Note that it is possible to rewrite that inner loop as a one-liner using Groovy’s listops (as shown below) but this pushes the runtime out to a frighteningly poor 214 seconds (4x slower) so the least said about that probably the better.

```divisors = (1..sqrt_num).sum { triangle_num % it == 0 ? 2 : 0 }
```

Replacing the inner for-in loop with a while-loop pushed the runtime out to 96.2 seconds, nearly doubling it. That’s pretty dreadful too! There’s no way that such a change should have such a significant impact on the performance. (Unfortunately changing the outer loop to a for-in and then breaking out of it, only had a neglible benefit.)

My algorithm wasn’t good enough for Groovy’s limitations. The problem was that I was spending far too much time in the inner loop. Although I was only checking up to the square-root of the number, for the magnitude of numbers here, that was still quite significant. So, back to first principles – I had to try to factor smaller numbers.

The Nth triangle number are created using the formula n*(n+1)/2. As n and n+1 won’t have any factors in common I can just factorize the two components and then multiply their results together. I don’t want to factorize any fractional numbers, so I need to take the /2 onto the even element of either n or n+1 and factorize either n/2 & n+1, for even values of n, or n & (n+1)/2, for odd values of n. As these values should be much smaller than the triangular numbers I was factorizing before, it should be much faster.

```def divisors(num) {
def count = 0
def sqrt_num = (int)(num ** 0.5)
for (i in 1..sqrt_num) {
if (num % i == 0) count += 2
}
if (sqrt_num ** 2 == num) count -= 1
return count
}

def (answer, i) = [ 0, 0 ]

i++
if ( ((i % 2 == 0) ? divisors(i.intdiv(2)) * divisors(i + 1)
: divisors(i) * divisors((i + 1).intdiv(2))) > 500)
answer = (i * (i + 1)).intdiv(2)
}
```

Note the intdiv() function calls to make sure that results don’t get inadvertently converted to BigDecimals which would cause the mod function in the divisors() method to fail.

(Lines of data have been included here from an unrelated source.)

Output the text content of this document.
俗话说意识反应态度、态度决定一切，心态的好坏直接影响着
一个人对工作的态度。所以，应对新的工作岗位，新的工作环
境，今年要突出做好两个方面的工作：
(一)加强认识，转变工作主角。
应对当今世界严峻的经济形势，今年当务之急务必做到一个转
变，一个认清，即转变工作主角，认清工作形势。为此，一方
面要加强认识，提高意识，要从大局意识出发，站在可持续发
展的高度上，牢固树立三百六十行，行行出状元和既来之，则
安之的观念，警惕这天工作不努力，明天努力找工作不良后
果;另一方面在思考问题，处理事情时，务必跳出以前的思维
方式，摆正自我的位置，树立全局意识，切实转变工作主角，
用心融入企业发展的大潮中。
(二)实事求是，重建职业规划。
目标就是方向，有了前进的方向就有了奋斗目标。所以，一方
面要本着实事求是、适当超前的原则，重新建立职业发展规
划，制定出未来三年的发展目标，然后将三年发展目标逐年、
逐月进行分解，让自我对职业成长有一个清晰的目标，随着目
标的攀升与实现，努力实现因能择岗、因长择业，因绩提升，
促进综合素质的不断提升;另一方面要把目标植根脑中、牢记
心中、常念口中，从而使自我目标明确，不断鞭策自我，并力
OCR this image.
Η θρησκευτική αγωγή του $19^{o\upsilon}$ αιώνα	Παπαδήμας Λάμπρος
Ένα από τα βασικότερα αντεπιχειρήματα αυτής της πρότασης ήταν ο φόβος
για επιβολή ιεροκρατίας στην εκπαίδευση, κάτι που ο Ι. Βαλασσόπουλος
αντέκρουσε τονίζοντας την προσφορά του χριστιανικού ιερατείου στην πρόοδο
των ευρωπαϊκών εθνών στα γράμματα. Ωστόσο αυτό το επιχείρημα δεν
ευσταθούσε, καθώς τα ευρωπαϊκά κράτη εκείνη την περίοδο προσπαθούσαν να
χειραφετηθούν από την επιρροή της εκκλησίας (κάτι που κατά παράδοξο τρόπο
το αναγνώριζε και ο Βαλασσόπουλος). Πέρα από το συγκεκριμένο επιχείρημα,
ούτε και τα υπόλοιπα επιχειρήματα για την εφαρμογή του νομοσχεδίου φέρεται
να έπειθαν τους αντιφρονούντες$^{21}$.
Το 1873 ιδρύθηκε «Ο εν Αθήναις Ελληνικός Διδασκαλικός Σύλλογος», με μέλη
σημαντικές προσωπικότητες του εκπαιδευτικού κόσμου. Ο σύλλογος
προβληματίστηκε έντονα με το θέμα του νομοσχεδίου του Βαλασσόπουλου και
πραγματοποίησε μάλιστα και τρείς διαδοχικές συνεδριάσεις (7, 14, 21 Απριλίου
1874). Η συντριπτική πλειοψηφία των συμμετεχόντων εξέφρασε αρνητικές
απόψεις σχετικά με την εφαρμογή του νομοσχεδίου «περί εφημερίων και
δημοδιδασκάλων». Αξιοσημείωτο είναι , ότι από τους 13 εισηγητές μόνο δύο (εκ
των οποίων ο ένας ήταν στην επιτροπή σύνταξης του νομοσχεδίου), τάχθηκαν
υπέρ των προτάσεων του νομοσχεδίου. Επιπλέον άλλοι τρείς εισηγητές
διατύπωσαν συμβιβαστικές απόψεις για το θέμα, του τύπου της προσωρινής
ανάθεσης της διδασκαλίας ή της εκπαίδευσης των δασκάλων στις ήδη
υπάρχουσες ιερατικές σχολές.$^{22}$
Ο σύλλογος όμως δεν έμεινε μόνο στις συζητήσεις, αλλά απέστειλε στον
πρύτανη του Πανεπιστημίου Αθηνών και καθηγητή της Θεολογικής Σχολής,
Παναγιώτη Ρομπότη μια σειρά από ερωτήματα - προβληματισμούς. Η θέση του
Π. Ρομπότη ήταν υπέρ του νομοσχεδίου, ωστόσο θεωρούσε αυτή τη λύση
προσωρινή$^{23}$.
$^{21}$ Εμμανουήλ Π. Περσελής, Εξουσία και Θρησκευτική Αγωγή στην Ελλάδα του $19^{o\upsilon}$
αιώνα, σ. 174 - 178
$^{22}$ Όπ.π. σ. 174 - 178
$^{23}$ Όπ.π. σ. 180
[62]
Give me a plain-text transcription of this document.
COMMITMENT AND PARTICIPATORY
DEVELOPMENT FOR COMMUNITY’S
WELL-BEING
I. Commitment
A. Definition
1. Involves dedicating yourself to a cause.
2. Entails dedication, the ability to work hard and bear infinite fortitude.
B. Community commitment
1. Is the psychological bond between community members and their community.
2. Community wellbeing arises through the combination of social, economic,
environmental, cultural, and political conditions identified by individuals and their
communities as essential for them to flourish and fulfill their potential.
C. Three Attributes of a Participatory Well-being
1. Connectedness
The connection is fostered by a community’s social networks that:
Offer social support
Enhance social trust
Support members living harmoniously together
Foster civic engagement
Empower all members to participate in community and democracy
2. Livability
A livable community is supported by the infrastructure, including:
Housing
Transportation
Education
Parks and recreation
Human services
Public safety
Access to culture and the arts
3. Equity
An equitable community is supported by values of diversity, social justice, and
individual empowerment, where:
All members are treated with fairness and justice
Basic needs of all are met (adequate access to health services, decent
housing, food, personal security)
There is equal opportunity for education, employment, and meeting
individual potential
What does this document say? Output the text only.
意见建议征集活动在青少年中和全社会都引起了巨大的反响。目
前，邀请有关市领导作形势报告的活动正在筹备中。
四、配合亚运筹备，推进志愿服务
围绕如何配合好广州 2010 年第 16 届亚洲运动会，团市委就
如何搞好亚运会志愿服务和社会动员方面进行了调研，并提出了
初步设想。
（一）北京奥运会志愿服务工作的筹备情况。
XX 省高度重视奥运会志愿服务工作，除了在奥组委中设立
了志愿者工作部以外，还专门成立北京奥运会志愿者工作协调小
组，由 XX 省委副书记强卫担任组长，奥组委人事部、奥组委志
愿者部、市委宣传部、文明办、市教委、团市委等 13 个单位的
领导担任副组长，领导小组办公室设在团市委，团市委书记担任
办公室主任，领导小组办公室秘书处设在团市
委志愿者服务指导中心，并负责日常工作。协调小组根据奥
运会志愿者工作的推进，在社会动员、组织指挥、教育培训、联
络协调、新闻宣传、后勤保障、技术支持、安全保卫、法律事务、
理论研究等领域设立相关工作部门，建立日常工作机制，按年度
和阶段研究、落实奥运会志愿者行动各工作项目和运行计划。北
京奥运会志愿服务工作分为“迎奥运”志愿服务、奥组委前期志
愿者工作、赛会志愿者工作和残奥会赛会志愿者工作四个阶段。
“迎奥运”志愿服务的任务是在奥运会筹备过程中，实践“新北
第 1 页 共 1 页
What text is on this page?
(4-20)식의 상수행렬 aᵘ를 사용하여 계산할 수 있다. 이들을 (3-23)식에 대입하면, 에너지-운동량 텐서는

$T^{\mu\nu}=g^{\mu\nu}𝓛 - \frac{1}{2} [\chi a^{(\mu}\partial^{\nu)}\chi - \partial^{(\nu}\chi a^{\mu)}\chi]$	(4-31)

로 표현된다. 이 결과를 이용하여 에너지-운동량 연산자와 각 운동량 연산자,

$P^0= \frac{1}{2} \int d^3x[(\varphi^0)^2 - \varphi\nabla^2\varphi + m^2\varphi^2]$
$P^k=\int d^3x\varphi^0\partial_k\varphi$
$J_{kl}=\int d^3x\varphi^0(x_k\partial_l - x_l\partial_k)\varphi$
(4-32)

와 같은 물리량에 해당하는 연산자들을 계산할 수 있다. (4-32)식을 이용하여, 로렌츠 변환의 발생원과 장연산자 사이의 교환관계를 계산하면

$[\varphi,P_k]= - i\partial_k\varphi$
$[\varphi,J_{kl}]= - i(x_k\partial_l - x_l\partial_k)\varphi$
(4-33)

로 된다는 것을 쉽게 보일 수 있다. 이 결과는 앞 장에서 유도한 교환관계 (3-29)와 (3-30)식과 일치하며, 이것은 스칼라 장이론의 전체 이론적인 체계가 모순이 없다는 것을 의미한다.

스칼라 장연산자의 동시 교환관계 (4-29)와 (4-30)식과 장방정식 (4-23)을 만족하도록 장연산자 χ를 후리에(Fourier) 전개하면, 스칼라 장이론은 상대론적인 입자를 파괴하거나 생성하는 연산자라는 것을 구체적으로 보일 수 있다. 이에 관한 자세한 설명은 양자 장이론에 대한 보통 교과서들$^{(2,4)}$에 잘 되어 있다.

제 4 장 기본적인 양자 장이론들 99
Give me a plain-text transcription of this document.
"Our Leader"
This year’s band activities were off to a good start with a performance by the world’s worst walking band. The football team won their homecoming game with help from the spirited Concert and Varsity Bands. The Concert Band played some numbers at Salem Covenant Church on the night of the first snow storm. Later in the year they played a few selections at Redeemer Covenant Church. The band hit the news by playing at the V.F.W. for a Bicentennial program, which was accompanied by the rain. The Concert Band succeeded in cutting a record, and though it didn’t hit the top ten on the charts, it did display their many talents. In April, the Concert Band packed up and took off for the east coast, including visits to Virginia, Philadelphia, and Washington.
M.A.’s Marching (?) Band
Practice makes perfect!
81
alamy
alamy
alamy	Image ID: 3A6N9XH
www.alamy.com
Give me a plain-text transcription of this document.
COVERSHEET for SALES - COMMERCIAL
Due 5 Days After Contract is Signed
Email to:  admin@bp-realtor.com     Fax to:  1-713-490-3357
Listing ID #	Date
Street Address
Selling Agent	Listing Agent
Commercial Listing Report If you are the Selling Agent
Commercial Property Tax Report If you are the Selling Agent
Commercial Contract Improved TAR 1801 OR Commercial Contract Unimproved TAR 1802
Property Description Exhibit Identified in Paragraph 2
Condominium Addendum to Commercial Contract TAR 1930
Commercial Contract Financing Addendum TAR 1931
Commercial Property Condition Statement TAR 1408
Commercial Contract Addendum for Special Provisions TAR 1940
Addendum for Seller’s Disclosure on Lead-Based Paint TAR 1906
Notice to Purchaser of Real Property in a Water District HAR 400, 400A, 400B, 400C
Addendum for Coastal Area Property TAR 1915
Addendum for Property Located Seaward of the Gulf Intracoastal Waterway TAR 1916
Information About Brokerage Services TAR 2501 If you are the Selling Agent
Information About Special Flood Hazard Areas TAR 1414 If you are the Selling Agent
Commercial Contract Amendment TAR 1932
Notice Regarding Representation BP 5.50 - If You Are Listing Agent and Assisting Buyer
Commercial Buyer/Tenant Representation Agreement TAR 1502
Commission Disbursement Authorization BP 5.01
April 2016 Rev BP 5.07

This ran in 2.18 seconds so completely within my 15 second target. I went on to memoize the divisors() function, though this was really unnecessary in this case, and the runtime dropped to 1.3 seconds. A Java version of this (based on ints) provides the answer in 53 ms, a memoized version in 37ms – Java remaining 35x-40x faster than the Groovy “equivalent”.

Conclusion

Groovy just isn’t any good at these problems that require significant computational resource, so you just have to try and reduce the amount of calculation you’re trying to get it to do! It’s tempting to use the language features of Groovy to get the code down quickly but, for truly performant code, sometimes it’s best not to rush into it. In this case, if I’d gone the Java route immediately and abandoned Groovy I’d have ended up with a solution that, at 840ms, was still 20x slower than the 37ms Java version that I ended up with here.